The Good Teacher Training Guide 2009, by Alan Smithers and Pamela Robinson of the University of Buckingham, says wasted effort and resources could be reduced if entry requirements were raised.
Less than three fifths of recruits to undergraduate teacher training courses have two A levels and entry qualifications vary widely among training providers, the report states.
For undergraduates training to become primary school teachers, 92.3 per cent of the intake at the University of Reading had two A levels, compared with only 1.4 per cent at Bradford College.
For undergraduate secondary school training, the range was from 76.7 per cent at Brunel University to 6.5 per cent at University College Marjon Plymouth.
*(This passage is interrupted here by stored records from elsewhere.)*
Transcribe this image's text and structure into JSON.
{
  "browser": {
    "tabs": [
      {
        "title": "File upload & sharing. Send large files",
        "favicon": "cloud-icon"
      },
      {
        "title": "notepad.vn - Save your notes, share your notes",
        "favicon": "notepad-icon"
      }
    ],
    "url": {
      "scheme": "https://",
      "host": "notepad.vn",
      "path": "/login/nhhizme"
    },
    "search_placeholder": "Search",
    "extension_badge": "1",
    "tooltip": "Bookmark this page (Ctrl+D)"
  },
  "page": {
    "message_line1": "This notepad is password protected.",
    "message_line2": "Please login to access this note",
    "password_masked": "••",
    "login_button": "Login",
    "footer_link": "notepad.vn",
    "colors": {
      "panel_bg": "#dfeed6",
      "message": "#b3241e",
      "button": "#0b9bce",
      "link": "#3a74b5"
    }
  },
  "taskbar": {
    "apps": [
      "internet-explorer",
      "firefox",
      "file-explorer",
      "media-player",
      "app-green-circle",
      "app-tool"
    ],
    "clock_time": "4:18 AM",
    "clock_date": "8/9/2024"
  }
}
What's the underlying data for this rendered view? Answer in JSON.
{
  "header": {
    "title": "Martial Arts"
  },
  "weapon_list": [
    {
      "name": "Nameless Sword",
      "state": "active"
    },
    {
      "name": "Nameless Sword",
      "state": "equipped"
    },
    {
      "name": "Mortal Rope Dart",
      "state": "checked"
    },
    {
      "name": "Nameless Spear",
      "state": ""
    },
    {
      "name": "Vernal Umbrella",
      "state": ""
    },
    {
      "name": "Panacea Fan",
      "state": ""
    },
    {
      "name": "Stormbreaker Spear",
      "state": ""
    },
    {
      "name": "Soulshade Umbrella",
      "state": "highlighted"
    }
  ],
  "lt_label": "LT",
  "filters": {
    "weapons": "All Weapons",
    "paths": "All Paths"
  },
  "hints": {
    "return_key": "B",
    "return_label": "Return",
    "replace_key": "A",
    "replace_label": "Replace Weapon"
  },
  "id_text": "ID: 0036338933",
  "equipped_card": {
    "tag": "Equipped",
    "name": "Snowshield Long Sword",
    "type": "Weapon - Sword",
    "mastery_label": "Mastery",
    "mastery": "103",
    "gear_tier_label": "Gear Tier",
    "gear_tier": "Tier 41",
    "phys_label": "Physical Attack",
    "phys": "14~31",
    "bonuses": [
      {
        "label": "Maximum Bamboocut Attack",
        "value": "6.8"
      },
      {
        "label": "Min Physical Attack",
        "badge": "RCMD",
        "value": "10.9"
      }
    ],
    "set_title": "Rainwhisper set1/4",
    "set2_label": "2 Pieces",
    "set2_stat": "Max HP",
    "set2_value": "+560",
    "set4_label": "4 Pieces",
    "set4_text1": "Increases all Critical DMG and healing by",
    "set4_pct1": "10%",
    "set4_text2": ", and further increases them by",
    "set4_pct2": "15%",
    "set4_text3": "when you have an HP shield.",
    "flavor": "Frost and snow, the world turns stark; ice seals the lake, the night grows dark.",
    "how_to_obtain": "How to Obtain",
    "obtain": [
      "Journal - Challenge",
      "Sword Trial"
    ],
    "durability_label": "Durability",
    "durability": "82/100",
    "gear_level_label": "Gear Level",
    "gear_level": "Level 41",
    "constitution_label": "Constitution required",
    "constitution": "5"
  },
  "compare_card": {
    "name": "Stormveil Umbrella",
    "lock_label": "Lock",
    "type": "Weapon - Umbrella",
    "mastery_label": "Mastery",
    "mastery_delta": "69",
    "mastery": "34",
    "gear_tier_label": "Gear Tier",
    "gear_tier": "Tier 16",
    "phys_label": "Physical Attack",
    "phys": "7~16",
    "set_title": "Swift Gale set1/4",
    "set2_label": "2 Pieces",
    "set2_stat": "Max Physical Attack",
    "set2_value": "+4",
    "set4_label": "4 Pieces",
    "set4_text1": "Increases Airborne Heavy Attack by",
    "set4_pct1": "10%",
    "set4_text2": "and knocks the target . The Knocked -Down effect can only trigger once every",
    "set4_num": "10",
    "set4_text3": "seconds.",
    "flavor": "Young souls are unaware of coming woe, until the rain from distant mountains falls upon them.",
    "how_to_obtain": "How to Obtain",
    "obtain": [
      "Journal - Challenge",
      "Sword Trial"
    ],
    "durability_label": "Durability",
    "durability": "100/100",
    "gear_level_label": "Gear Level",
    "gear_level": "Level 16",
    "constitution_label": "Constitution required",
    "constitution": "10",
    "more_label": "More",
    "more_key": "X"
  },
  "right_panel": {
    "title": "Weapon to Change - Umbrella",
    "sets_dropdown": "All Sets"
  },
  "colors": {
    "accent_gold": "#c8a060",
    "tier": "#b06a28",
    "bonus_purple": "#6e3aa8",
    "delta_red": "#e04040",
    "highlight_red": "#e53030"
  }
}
The percentage of postgraduate secondary trainees with good degrees also consistently falls below the average for all graduates, the authors say. In 2007, 53.5 per cent of entrants to the Postgraduate Certificate in Education for secondary training had first or 2:1 degrees, below the 58.4 per cent national average.
Teacher training providers that attract the most highly qualified trainees tend to have the highest completion rates and highest take-up of school posts, the report finds.
On average, just 63 per cent of the final-year trainees were working in state schools six months after completing their courses.
School-centred training programmes have a higher conversion rate. "There is a case therefore for increasing the proportion trained in schools to above its current 20 per cent," the authors conclude.
The report includes a "league table" of teacher training providers.
The University of Cambridge tops the rankings with the universities of Oxford and Exeter in second and third place. Bradford College, London South Bank and London Metropolitan universities are bottom of the league.